The PhD thesis was about key account management and how it had changed and evolved over the years into something based much more on relationships and co-creation of value rather than a transactional sales approach. The student interviewed a large number of key account managers and their buyers. Similar to the MBA student, he didn’t want to approach this as a problem; rather, he wanted to find best practice. The use of AI worked very well and led to a number of important insights (and led to a successful PhD). The researcher, Dr Christian Veasey, noted that the interviews were very comfortable to do, as participants were discussing what was good about their roles and what worked best to keep their client accounts happy, rather than talking about things that went wrong.
It’s an interesting approach that is worth investigating further, if you’ve not heard about it before. I’ve written some more about this in a chapter on using narratives and storytelling in research in a book I co-edited with Dr David Longbottom, Alternative Market Research Methods: Market Sensing. If you’ve used AI in your research or have any comments on it, please do let me know in the reply section below!

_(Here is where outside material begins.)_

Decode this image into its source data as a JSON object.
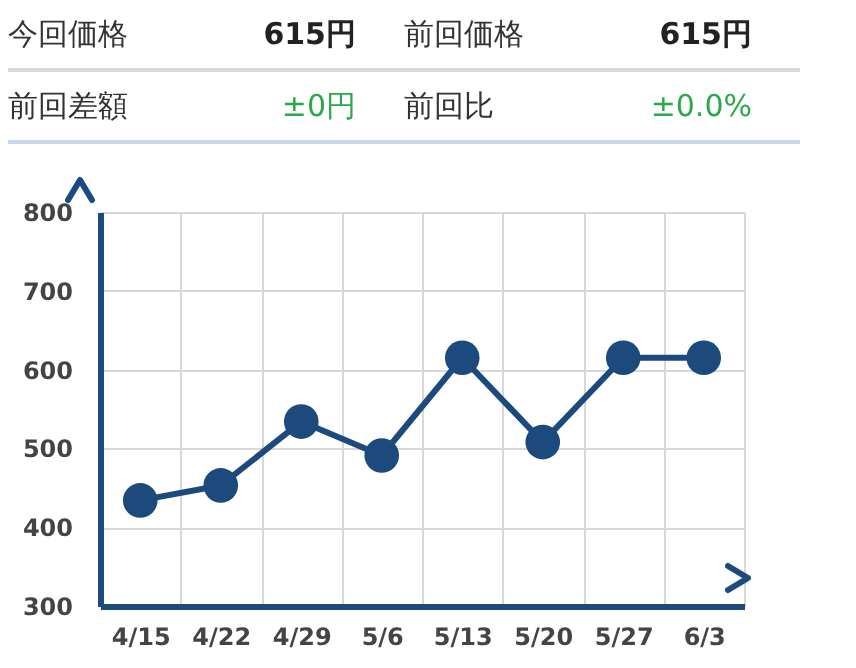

Cooperrider, D.L. and Srivastva, S. (1987) ‘Appreciative inquiry in organizational life’. In: Woodman, R. and Pasmore, W. (eds) Research in Organizational Change and Development, Volume 1, Greenwich, CT: JAI Press.
Lawson, A. (2017) ‘Using narrative and storytelling in research’, in: Longbottom, D. and Lawson, A. (eds) Alternative Market Research Methods: Market Sensing, Abingdon: Routledge. (Companion website available here.)
Shuayb, M., Sharp, C., Judkins, M. and Hetherington, M. (2009) Using appreciative inquiry in educational research: possibilities and limitations, Slough: National Foundation for Educational Research.
Veasey, C. (2019) From key account management to strategic partnerships: critical success factors for co-creation of value, unpublished PhD thesis, University of Derby.